Moreover, it would be good to see examples of such civic engagement addressing issues that concern young people. The examples of civically engaged people need not be limited to the age group of first-time voters, the age group we focused on in our research. In several European countries, including the UK, there is a discussion of whether the voting age should be lowered from 18 to 16. In 2004, the Electoral Commission in the UK recommended that the minimum age for all levels of voting at UK public elections should remain at 18 years (Electoral Commission 2004) and some have argued that young people are politically less mature than older people (e.g. Chan and Clayton 2006). Yet the discussion is ongoing.
In 2010, for example, the think tank Demos suggested that lowering the voting age would be an important measure to engage a large section of the British population who find themselves disenfranchised from politics (BBC 2010). In 2014, 16 and 17 year olds in Scotland will have opportunity to show whether they feel ready and interested enough to participate in a national election, as the Scottish government recently announced its intention to lower the voting age to 16 (Bloxham 2011). While some public commentators suspect that the Scottish government endorsed this plan in an attempt to boost the number of nationalist voters (ibid.) the move nevertheless represents an important, and some might say long overdue, shift in the political landscape. The UK Youth Parliament in its 2011/12 manifesto argues that ‘16 and 17 year-olds are long overdue the right to vote in public elections in the UK’ (UK Youth Parliament 2011: 6). Its members also suggest that ‘the place of citizenship education in the curriculum should be radically overhauled through a youth-led UK-wide review’ (UK Youth Parliament 2011: 2). It recommends that the review should ‘explore the meaning and scope of “citizenship” along the following lines. … Young people should be taught the basics of democracy and their rights and roles in society through an impartial political education’ (ibid.).
(p.144) We think that citizenship education in schools, but also popular culture, can help meet this challenge by exploring what it means to be a citizen and showing examples of how citizens, including young citizens, go about making a difference in the world.

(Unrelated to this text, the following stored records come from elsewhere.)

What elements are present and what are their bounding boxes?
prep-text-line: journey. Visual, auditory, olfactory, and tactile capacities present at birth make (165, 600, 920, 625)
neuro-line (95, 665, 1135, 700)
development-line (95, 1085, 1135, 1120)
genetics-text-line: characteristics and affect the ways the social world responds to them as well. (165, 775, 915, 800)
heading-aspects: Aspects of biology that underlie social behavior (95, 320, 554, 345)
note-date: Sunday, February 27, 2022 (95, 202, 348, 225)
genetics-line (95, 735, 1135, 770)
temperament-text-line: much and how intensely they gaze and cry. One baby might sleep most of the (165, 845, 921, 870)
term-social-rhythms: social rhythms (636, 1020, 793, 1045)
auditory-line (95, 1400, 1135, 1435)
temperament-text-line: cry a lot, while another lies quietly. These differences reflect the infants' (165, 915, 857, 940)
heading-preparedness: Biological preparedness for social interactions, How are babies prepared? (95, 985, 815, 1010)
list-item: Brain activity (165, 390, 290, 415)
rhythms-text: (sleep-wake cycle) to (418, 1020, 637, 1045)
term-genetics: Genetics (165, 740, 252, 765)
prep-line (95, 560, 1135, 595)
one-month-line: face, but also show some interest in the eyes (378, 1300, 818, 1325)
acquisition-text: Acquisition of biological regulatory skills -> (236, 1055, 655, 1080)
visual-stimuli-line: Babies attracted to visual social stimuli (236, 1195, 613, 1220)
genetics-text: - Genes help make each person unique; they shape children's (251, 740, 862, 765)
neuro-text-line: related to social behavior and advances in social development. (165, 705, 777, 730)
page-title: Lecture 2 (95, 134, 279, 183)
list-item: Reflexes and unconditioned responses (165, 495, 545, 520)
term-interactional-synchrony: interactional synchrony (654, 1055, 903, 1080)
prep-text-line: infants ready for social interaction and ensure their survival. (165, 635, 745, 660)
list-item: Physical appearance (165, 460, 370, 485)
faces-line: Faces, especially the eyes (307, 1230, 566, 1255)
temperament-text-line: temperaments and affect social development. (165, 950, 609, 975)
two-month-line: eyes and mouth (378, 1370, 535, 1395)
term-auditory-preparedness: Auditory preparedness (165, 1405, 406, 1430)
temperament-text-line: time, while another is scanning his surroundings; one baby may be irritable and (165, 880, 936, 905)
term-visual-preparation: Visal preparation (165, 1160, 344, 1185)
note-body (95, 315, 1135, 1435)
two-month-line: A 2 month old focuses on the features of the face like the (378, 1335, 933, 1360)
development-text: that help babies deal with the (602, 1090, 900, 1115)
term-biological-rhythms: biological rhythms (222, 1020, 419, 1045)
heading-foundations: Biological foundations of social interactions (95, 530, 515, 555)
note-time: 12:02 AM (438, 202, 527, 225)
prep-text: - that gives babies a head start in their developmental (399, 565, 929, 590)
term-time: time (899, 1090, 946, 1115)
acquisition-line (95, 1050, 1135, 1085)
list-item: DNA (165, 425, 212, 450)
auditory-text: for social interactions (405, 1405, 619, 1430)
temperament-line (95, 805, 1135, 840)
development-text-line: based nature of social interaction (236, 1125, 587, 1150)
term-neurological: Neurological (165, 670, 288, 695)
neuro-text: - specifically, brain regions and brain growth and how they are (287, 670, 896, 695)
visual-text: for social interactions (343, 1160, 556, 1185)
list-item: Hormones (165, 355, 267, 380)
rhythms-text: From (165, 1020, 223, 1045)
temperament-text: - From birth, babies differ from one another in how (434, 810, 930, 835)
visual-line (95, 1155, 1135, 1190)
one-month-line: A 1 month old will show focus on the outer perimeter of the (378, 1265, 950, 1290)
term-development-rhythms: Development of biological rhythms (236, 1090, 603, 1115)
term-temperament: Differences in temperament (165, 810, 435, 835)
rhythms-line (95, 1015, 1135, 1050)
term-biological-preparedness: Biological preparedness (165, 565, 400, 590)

News media in the US and the UK routinely represent or evoke citizens (Lewis et al. 2005). Public opinion is represented in opinion polls and ‘vox pops’, and in journalists’ often vague hints at widely shared public sentiment, or by reference to what ‘some people might think’ (ibid.). Yet it seems that there are rarely examples of citizens proposing a course of action. The public predominantly appears reacting to politics, rather than actively contributing to it. We think that if news media fail to step up to the mark, other genres and cultural forms might be able to help. Our research has shown that a wide range of television genres, popular music and video games represent political issues and are a resource young people use for citizen engagement. By representing a wide concept of ‘the citizen’ and citizen engagement, by offering opportunities to encounter citizens who seek to make a difference, popular culture might just be able to increase its potential to re-energise politics and civic engagement.